Testing a build with this reverted gave satisfactory results.
This should probably be reverted until the issue is resolved...
Related issues
Updated by Dan McDonald over 5 years ago
Given that the original bug was filed due to middlebox behavior, perhaps you should check your middleboxes out as well.
Also, please bring over and summarize the OmniOS list thread, as it's best to keep reproduction details in the bug itself.
Updated by Dan McDonald over 5 years ago
- Related to Bug #5850: tcp timestamping behavior changed mid-connection added
Updated by Lauri Tirkkonen over 5 years ago
I'll summarize the issue as I understood it along with the analysis I came up
with based on the available data.
An illumos box pre-5850-fix (oi_151a9) opens a TCP connection to an illumos box
post-5850 (OmniOS bloody). Somewhere along the line, a middlebox injects, in
both directions, an empty ACK which reduces the window size to 1024 (neither
peer has sent such a segment to the other according to the packet captures).

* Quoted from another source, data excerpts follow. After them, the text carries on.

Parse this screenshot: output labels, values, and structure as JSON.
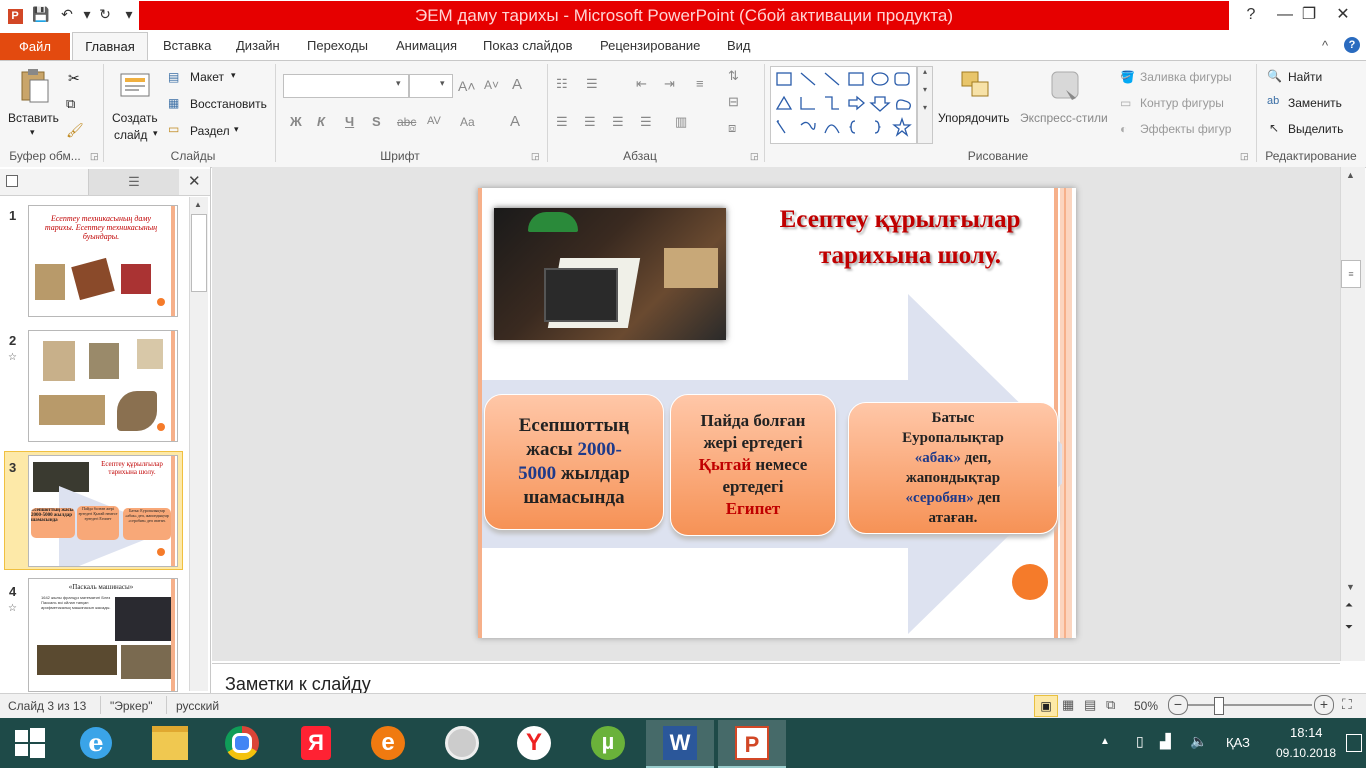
{
  "window": {
    "title": "ЭЕМ даму тарихы  -  Microsoft PowerPoint (Сбой активации продукта)",
    "controls": [
      "?",
      "—",
      "❐",
      "✕"
    ]
  },
  "tabs": {
    "file": "Файл",
    "items": [
      "Главная",
      "Вставка",
      "Дизайн",
      "Переходы",
      "Анимация",
      "Показ слайдов",
      "Рецензирование",
      "Вид"
    ]
  },
  "ribbon": {
    "clipboard": {
      "paste": "Вставить",
      "label": "Буфер обм..."
    },
    "slides": {
      "new_slide_line1": "Создать",
      "new_slide_line2": "слайд",
      "layout": "Макет",
      "reset": "Восстановить",
      "section": "Раздел",
      "label": "Слайды"
    },
    "font": {
      "label": "Шрифт",
      "bold": "Ж",
      "italic": "К",
      "underline": "Ч",
      "shadow": "S",
      "strike": "abc",
      "spacing": "AV",
      "case": "Aa",
      "color": "A",
      "grow": "A˄",
      "shrink": "A˅",
      "clear": "A"
    },
    "paragraph": {
      "label": "Абзац"
    },
    "drawing": {
      "arrange": "Упорядочить",
      "quick_styles": "Экспресс-стили",
      "fill": "Заливка фигуры",
      "outline": "Контур фигуры",
      "effects": "Эффекты фигур",
      "label": "Рисование"
    },
    "editing": {
      "find": "Найти",
      "replace": "Заменить",
      "select": "Выделить",
      "label": "Редактирование"
    }
  },
  "thumbnails": [
    {
      "num": "1",
      "text": "Есептеу техникасының  даму тарихы. Есептеу техникасының  буындары."
    },
    {
      "num": "2",
      "text": ""
    },
    {
      "num": "3",
      "title": "Есептеу  құрылғылар тарихына  шолу.",
      "b1": "Есепшоттың жасы 2000-5000 жылдар шамасында",
      "b2": "Пайда болған жері ертедегі Қытай немесе ертедегі Египет",
      "b3": "Батыс Еуропалықтар «абак» деп, жапондықтар «серобян» деп атаған."
    },
    {
      "num": "4",
      "title": "«Паскаль  машинасы»",
      "text": "1642 жылы француз математигі Блез Паскаль өзі ойлап тапқан арифметикалық машинасын жасады."
    }
  ],
  "slide": {
    "title_line1": "Есептеу  құрылғылар",
    "title_line2": "тарихына  шолу.",
    "box1": {
      "a": "Есепшоттың",
      "b": "жасы ",
      "c": "2000-",
      "d": "5000",
      "e": " жылдар",
      "f": "шамасында"
    },
    "box2": {
      "a": "Пайда болған",
      "b": "жері ертедегі",
      "c": "Қытай",
      "d": " немесе",
      "e": "ертедегі",
      "f": "Египет"
    },
    "box3": {
      "a": "Батыс",
      "b": "Еуропалықтар",
      "c": "«абак»",
      "d": " деп,",
      "e": "жапондықтар",
      "f": "«серобян»",
      "g": " деп",
      "h": "атаған."
    },
    "colors": {
      "title": "#c00000",
      "number": "#1f3a8a",
      "accent": "#c00000",
      "box": "#f69256",
      "arrow": "#d9dff0"
    }
  },
  "notes": {
    "placeholder": "Заметки к слайду"
  },
  "status": {
    "slide_info": "Слайд 3 из 13",
    "theme": "\"Эркер\"",
    "language": "русский",
    "zoom": "50%"
  },
  "taskbar": {
    "lang": "ҚАЗ",
    "time": "18:14",
    "date": "09.10.2018"
  }
}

These injected segments do not include timestamp options, so:
- the post-5850 box silently drops the segment
- the pre-5850 box decides that this connection suddenly should no longer be
timestamped and stops sending timestamps (this is the incorrect behavior
that 5850 fixes)
Since the pre-5850 box now omits all timestamp options from segments it sends,
the post-5850 box drops them silently upon reception.
This behavior is problematic, to be sure, but it's quite clear the middlebox is
at fault here (as well as the pre-5850 box which decides to stop generating
timestamps just because someone happened to inject an offending segment).
Updated by Lauri Tirkkonen over 5 years ago
- Status changed from New to Closed
Based on the mailing list discussion, disabling timestamp negotiation via the ndd options 'tcp_tstamp_always' and 'tcp_tstamp_if_wscale' makes the connection hang go away, which gives further confirmation that this indeed was the issue.
RFC 7323 doesn't forbid us from accepting non-timestamped segments, but I don't think we should change illumos behavior at this point; this issue only manifested in the presence of an ill-behaving middlebox combined with the old (broken!) behavior. Since we can accommodate the pre-5850 stack with a workaround, I'm closing this issue, but if any further cirumstances arise where dropping non-timestamped segments causes actual problems, maybe we should consider accepting them regardless of the RFC recommendation.